“Jan. 6 committee faces a thorny challenge: Convincing the public to care”

WaPo:

The House Jan. 6 committee has tried to recruit high-profile journalists to write its report about the attack on the Capitol, hoping to build a narrative thriller that compels audiences and is a departure from government reports of yore.

Committee members and staffers are seeking to compile dramatic videos, texts and emails in a digital format that is easy to understand — and easy to share on social media. And they want to put together blockbuster televised hearings that the public actually tunes into, according to people with knowledge of the process who spoke on the condition of anonymity to speak candidly.

Their challenge: Making the public care deeply — and read hundreds of pages more — about an event that happened more than a year ago, and that many Americans feel they already understand.

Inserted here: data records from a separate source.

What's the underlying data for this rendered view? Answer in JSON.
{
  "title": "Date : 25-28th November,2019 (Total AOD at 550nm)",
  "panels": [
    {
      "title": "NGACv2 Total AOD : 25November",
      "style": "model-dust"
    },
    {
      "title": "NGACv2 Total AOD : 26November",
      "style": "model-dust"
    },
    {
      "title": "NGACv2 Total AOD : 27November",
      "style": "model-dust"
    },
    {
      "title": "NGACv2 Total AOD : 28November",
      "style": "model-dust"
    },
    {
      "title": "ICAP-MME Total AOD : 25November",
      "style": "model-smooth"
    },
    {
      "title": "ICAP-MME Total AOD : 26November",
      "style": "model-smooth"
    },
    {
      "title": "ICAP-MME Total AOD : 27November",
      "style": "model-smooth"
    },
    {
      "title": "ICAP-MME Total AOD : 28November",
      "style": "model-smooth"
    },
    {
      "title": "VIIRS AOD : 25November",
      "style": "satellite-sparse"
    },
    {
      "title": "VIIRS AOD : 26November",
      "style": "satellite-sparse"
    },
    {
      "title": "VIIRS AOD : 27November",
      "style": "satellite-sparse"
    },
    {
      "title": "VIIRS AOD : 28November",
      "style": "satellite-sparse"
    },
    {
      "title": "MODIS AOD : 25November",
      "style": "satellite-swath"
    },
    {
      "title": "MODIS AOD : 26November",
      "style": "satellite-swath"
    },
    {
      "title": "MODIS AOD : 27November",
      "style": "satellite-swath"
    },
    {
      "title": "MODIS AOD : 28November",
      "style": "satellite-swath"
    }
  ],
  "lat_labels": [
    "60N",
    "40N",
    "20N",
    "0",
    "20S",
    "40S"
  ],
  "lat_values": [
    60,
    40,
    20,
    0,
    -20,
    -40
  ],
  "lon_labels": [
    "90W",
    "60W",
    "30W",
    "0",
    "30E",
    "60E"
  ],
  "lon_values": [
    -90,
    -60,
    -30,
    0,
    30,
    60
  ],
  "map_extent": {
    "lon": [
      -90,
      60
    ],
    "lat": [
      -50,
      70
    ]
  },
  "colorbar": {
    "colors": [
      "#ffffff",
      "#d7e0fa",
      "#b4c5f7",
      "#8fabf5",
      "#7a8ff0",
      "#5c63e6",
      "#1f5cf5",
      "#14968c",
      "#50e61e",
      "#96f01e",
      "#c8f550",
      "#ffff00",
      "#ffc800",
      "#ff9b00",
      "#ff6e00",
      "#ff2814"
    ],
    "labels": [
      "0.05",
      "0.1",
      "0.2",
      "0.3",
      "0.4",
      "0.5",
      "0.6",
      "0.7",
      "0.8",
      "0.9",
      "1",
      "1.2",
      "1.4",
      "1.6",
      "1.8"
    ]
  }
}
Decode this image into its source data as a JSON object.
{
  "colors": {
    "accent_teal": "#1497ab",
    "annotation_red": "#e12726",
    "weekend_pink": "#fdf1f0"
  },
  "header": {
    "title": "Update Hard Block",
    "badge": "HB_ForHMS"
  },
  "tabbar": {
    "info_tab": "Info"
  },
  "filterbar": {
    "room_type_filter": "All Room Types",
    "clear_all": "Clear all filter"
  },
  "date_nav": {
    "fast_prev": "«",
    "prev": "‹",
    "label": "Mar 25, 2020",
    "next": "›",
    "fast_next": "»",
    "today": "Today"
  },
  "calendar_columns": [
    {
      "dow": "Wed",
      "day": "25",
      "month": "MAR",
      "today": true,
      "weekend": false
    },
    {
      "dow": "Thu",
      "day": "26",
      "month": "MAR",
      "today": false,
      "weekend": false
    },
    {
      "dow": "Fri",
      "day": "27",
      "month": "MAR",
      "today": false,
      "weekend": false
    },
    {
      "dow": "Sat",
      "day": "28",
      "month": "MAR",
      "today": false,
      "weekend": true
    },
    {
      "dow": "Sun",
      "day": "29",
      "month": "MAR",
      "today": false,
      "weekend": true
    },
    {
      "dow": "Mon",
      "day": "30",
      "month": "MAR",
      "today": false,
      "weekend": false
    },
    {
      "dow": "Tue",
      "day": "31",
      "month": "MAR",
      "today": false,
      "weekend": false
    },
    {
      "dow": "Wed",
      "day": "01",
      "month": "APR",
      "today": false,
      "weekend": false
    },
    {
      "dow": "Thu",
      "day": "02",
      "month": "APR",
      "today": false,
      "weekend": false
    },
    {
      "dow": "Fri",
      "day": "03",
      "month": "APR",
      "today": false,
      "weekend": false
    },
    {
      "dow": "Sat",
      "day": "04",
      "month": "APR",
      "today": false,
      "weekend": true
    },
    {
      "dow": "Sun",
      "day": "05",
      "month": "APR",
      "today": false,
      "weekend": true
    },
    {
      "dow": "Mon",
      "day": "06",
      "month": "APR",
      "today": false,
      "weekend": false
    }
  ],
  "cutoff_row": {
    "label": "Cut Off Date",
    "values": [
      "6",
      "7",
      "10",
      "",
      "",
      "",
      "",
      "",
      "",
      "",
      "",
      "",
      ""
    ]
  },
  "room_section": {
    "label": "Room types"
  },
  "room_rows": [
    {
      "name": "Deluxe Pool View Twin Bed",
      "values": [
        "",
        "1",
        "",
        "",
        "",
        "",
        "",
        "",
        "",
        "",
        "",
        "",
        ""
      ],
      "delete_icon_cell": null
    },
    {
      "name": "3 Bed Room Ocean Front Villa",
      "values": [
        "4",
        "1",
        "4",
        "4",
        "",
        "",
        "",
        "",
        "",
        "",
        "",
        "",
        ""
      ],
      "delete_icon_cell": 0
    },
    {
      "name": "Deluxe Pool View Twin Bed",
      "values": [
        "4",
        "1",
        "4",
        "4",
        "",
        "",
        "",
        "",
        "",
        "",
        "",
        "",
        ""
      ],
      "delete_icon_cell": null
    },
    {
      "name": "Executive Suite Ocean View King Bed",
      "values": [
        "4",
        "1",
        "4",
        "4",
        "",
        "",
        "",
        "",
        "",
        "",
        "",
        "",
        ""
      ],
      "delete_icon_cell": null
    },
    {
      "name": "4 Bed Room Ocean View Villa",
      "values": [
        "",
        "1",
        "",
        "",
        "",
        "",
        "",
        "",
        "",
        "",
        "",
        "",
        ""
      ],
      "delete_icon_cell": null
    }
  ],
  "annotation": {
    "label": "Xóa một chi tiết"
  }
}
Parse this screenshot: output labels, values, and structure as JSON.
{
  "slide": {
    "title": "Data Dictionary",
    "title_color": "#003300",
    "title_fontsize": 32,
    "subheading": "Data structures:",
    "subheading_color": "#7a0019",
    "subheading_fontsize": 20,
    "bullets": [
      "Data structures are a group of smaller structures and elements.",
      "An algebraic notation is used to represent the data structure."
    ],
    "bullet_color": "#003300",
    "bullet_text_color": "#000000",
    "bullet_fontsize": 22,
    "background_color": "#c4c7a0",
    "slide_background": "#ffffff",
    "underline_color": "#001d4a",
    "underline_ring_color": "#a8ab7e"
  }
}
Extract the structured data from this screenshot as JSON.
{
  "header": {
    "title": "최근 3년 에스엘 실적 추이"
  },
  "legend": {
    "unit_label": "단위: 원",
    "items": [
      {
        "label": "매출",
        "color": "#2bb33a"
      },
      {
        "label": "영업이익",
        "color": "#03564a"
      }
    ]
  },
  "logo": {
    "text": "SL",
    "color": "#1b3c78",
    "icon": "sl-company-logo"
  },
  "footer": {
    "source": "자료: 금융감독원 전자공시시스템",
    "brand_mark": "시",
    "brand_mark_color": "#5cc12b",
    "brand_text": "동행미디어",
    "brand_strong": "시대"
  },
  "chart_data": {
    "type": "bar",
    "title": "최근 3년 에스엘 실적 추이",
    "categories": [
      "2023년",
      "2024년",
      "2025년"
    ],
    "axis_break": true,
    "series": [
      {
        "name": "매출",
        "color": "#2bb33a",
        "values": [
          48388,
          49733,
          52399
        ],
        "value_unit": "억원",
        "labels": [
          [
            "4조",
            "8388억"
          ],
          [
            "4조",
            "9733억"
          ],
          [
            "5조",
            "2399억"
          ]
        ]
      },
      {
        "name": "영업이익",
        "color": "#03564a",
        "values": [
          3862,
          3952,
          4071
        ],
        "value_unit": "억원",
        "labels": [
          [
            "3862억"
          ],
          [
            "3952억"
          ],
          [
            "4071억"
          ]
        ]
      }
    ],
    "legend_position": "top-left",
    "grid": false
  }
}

They’ll attempt to do so this spring through public hearings, along with a potential interim report and a final report that will be published ahead of the November midterms — with the findings likely a key part of the Democrats midterm strategy. They hope their recommendations to prevent another insurrection will be adopted, but also that their work willrepel voters from Republicans who they say helped propel the attack.

Democrats are widely expected to have a tough time in the upcoming midterm elections, with even some Democrats privately fearing a bloodbath.

Looming over lawmakers are a handful of high-profile government reports — some more recent than others — that provide a laundry list of lessons learned as the committee deliberates the best way to present its findings: the Senate Watergate Report, the 9/11 Commission Report, and special counsel Robert S. Mueller III’s report on Russian interference in the 2016 presidential election.